Fed: ‘There was no reason to push us into recession,’ researcher says

In this article:

Research Affiliates Founder Rob Arnott joins Yahoo Finance Live to discuss recession concerns, economic challenges, rate hikes, and the outlook for the Fed.

Video Transcript

JULIE HYMAN: And with all of these recession and inflation concerns growing with rising inflation, our next guest says a recession may already be underway. For more, we welcome in Rob Arnott, Research Affiliates founder and chairman of the board there. Rob, it's good to see you.

Even as we have some alarming numbers here, we're having fun talking about rising prices, even if they're not fun in reality, because you have to laugh. So what evidence are you seeing that we're already in a recession here in the economic data?

ROB ARNOTT: Well, the real GDP numbers are likely to come in negative in the second quarter, two quarters in a row. That's the classic definition of a recession.

The thing this is, this is avoidable. There was no reason to push us into a recession. They don't naturally begin with two job openings for every job seeker. Rudy Dornbush back in 1998 said none of the post-war expansions ever died of natural causes. They were all murdered by the Fed. And I think we're seeing that again now.

The Fed began with a recklessly loose policy for a decade. And you don't want to start from there if you need to start tightening. You need to be in a position where you weren't unrealistically loose for a decade-plus.

BRIAN SOZZI: Rob, do you think the Fed is now likely to go down the route of recklessly tightening rates? I mean, now we're talking about 100-basis-point rate hike in just a couple of weeks. That is abnormal. And not a lot of folks in this market have seen rate hikes like that.

ROB ARNOTT: Absolutely. You have to have been around a while to have seen rate hikes of that magnitude. But be that as it may, the best clue for a recession is an inverted yield curve, short rates, three-month rates, higher than intermediate to long rates, 10-year rates. And the long rate right now is about 3%.

So if the Fed pushes Fed funds above 3%-- one of my colleagues, Cam Harvey, was the very first, back in 1986, to observe that inflated short rates and inverted yield curves predict recessions. I would go one step further and say they cause recessions. And they cause recessions because you're taking the short-term cost of money above what the market rate, the long-term rate, says is the appropriate rate.
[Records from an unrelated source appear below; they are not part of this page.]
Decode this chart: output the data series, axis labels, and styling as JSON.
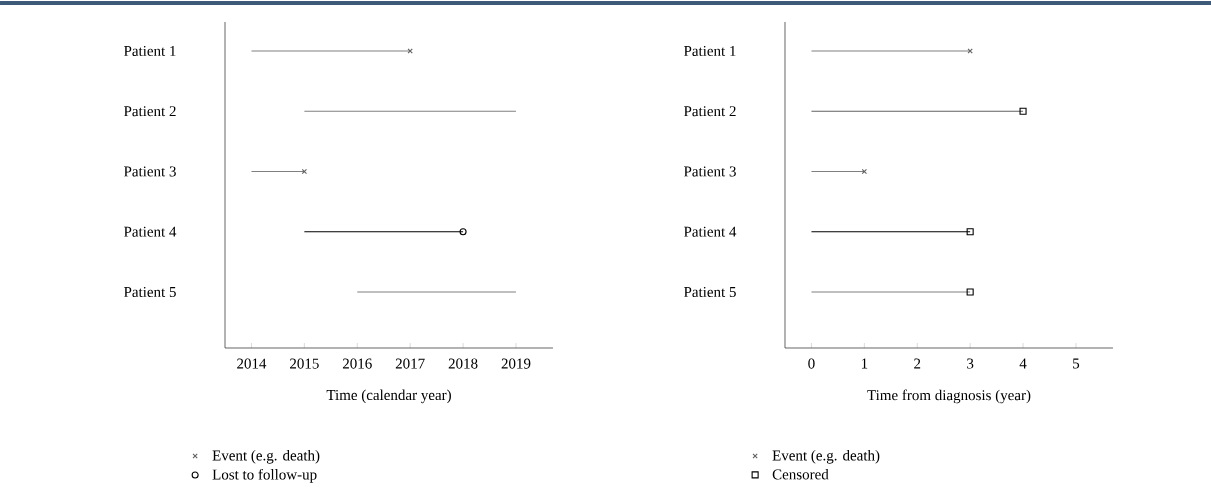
{
  "chart_data": [
    {
      "type": "bar",
      "orientation": "horizontal",
      "categories": [
        "Patient 1",
        "Patient 2",
        "Patient 3",
        "Patient 4",
        "Patient 5"
      ],
      "xlabel": "Time (calendar year)",
      "xlim": [
        2013.5,
        2019.7
      ],
      "xticks": [
        2014,
        2015,
        2016,
        2017,
        2018,
        2019
      ],
      "legend": "bottom",
      "series": [
        {
          "base": [
            2014,
            2015,
            2014,
            2015,
            2016
          ],
          "values": [
            3,
            4,
            1,
            3,
            3
          ],
          "colors": [
            "#808080",
            "#808080",
            "#808080",
            "#000000",
            "#808080"
          ]
        },
        {
          "type": "scatter",
          "name": "Event (e.g. death)",
          "marker": "cross",
          "color": "#606060",
          "values": [
            2017,
            null,
            2015,
            null,
            null
          ]
        },
        {
          "type": "scatter",
          "name": "Lost to follow-up",
          "marker": "circle",
          "color": "#000000",
          "values": [
            null,
            null,
            null,
            2018,
            null
          ]
        }
      ]
    },
    {
      "type": "bar",
      "orientation": "horizontal",
      "categories": [
        "Patient 1",
        "Patient 2",
        "Patient 3",
        "Patient 4",
        "Patient 5"
      ],
      "xlabel": "Time from diagnosis (year)",
      "xlim": [
        -0.5,
        5.7
      ],
      "xticks": [
        0,
        1,
        2,
        3,
        4,
        5
      ],
      "legend": "bottom",
      "series": [
        {
          "base": [
            0,
            0,
            0,
            0,
            0
          ],
          "values": [
            3,
            4,
            1,
            3,
            3
          ],
          "colors": [
            "#808080",
            "#606060",
            "#808080",
            "#000000",
            "#808080"
          ]
        },
        {
          "type": "scatter",
          "name": "Event (e.g. death)",
          "marker": "cross",
          "color": "#606060",
          "values": [
            3,
            null,
            1,
            null,
            null
          ]
        },
        {
          "type": "scatter",
          "name": "Censored",
          "marker": "square",
          "color": "#000000",
          "values": [
            null,
            4,
            null,
            3,
            3
          ]
        }
      ]
    }
  ]
}
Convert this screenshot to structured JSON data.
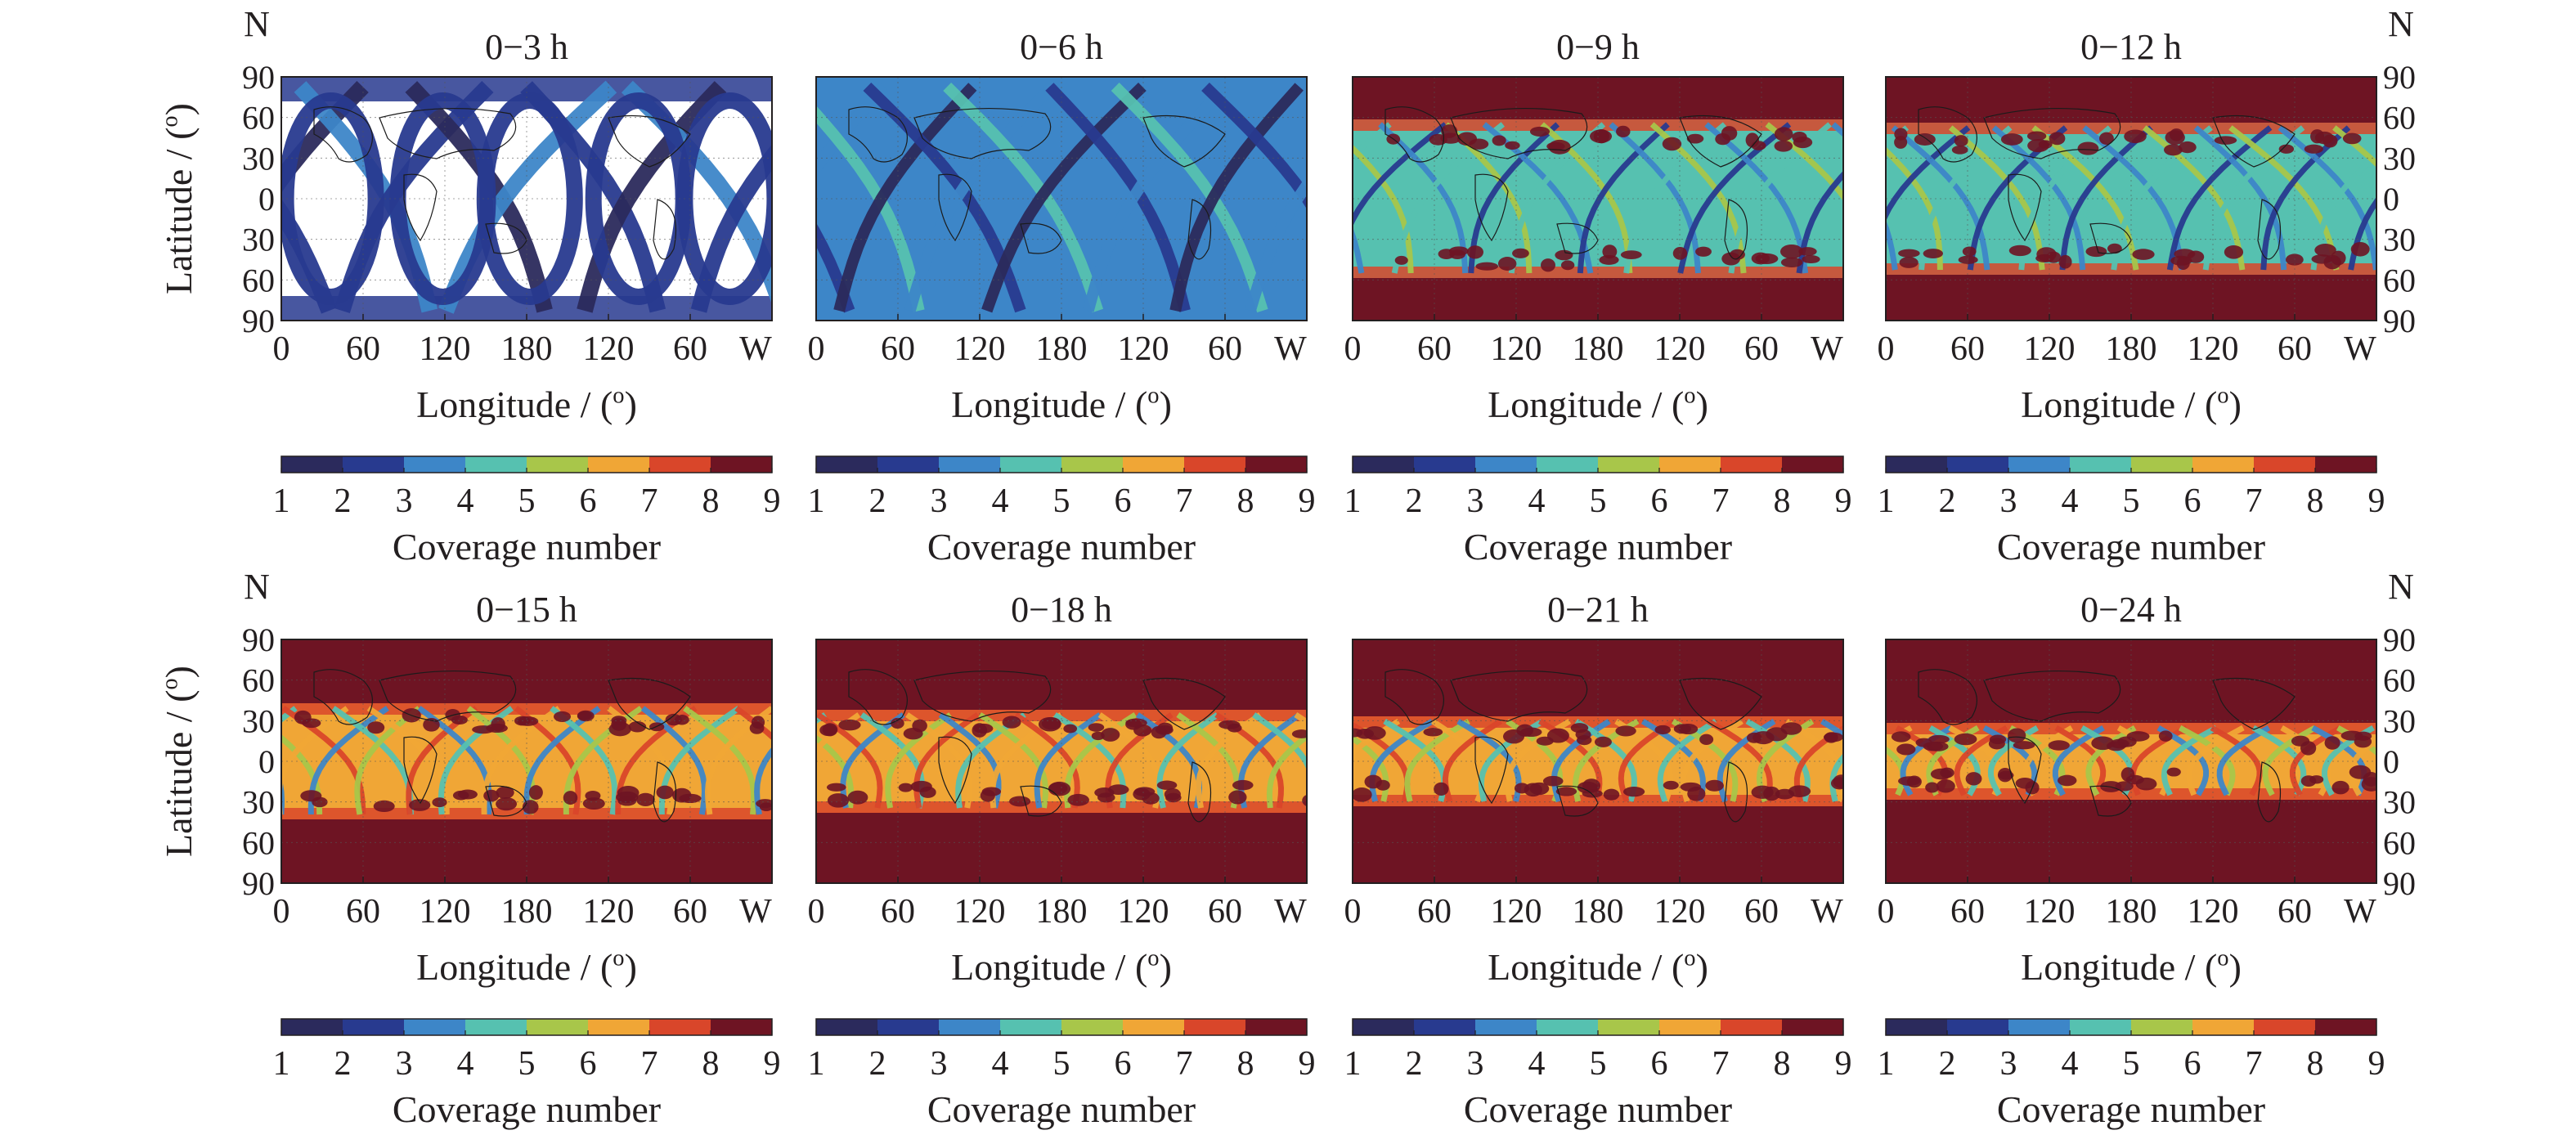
{
  "figure": {
    "north_label": "N",
    "west_label": "W",
    "ylabel": "Latitude / (o)",
    "xlabel": "Longitude / (o)",
    "colorbar_label": "Coverage number",
    "lat_ticks": [
      "90",
      "60",
      "30",
      "0",
      "30",
      "60",
      "90"
    ],
    "lon_ticks": [
      "0",
      "60",
      "120",
      "180",
      "120",
      "60"
    ],
    "colorbar_ticks": [
      "1",
      "2",
      "3",
      "4",
      "5",
      "6",
      "7",
      "8",
      "9"
    ],
    "colorscale": [
      "#2b2a5c",
      "#283a8f",
      "#3d86c8",
      "#56c1b0",
      "#a8c64a",
      "#f0a636",
      "#d9462a",
      "#6e1423"
    ]
  },
  "chart_data": [
    {
      "type": "heatmap",
      "title": "0−3 h",
      "xlabel": "Longitude / (o)",
      "ylabel": "Latitude / (o)",
      "colorbar": "Coverage number",
      "colorbar_range": [
        1,
        9
      ],
      "grid": true
    },
    {
      "type": "heatmap",
      "title": "0−6 h",
      "xlabel": "Longitude / (o)",
      "ylabel": "",
      "colorbar": "Coverage number",
      "colorbar_range": [
        1,
        9
      ],
      "grid": true
    },
    {
      "type": "heatmap",
      "title": "0−9 h",
      "xlabel": "Longitude / (o)",
      "ylabel": "",
      "colorbar": "Coverage number",
      "colorbar_range": [
        1,
        9
      ],
      "grid": true
    },
    {
      "type": "heatmap",
      "title": "0−12 h",
      "xlabel": "Longitude / (o)",
      "ylabel": "",
      "colorbar": "Coverage number",
      "colorbar_range": [
        1,
        9
      ],
      "grid": true
    },
    {
      "type": "heatmap",
      "title": "0−15 h",
      "xlabel": "Longitude / (o)",
      "ylabel": "Latitude / (o)",
      "colorbar": "Coverage number",
      "colorbar_range": [
        1,
        9
      ],
      "grid": true
    },
    {
      "type": "heatmap",
      "title": "0−18 h",
      "xlabel": "Longitude / (o)",
      "ylabel": "",
      "colorbar": "Coverage number",
      "colorbar_range": [
        1,
        9
      ],
      "grid": true
    },
    {
      "type": "heatmap",
      "title": "0−21 h",
      "xlabel": "Longitude / (o)",
      "ylabel": "",
      "colorbar": "Coverage number",
      "colorbar_range": [
        1,
        9
      ],
      "grid": true
    },
    {
      "type": "heatmap",
      "title": "0−24 h",
      "xlabel": "Longitude / (o)",
      "ylabel": "",
      "colorbar": "Coverage number",
      "colorbar_range": [
        1,
        9
      ],
      "grid": true
    }
  ]
}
And so to the extent that we push it above 3%, I think we're creating a risk of a more serious recession. And this is all in response to a burst of inflation predicated on causes, none of which the Fed has any control over. Prices are set by supply and demand.

JULIE HYMAN: Well, but don't they have some influence on the demand side though, Rob?

ROB ARNOTT: They do. That's the problem. To everyone with a hammer, everything looks like a nail. And so if your hammer is an ability to crush demand, which the Fed has the power to do, then that's the tool you're going to use. But what about the supply side? What about finding ways to promote increased supply of goods and services?

We have supply chain disruptions. We have the war in Ukraine. We have blowout spending. And all of these things have created a supply-demand imbalance. And the Fed has one tool, the ability to crush demand.

That's in the face of inflation that is not transitory, that is not poised to recede any time soon. In fact, I think it's very high odds that we'll finish the year materially higher in inflation than the 9% we have now.

JULIE HYMAN: So do you think then that the Fed should not be raising rates?

ROB ARNOTT: I think the Fed should feel free to raise rates up to wherever the long yield is but certainly no higher than that. And I think this is a Fed that believes it has a hammer and believes that it must use that hammer, that it must crush demand.

Again, supply and demand control prices. If you work to alleviate the supply challenges, reduce regulations, reduce impediments to businesses producing the goods and services that people want, all of these things can be done in order to rein in inflation.

But this is not transitory. The inflation that we're seeing is likely to remain elevated at least through next year, perhaps into '24, in the high single digits for a goodly time to stay.

BRIAN SOZZI: Good to see you, as always, Research Affiliates founder and chairman of the board, Rob Arnott. Great to see you. We'll talk to you soon.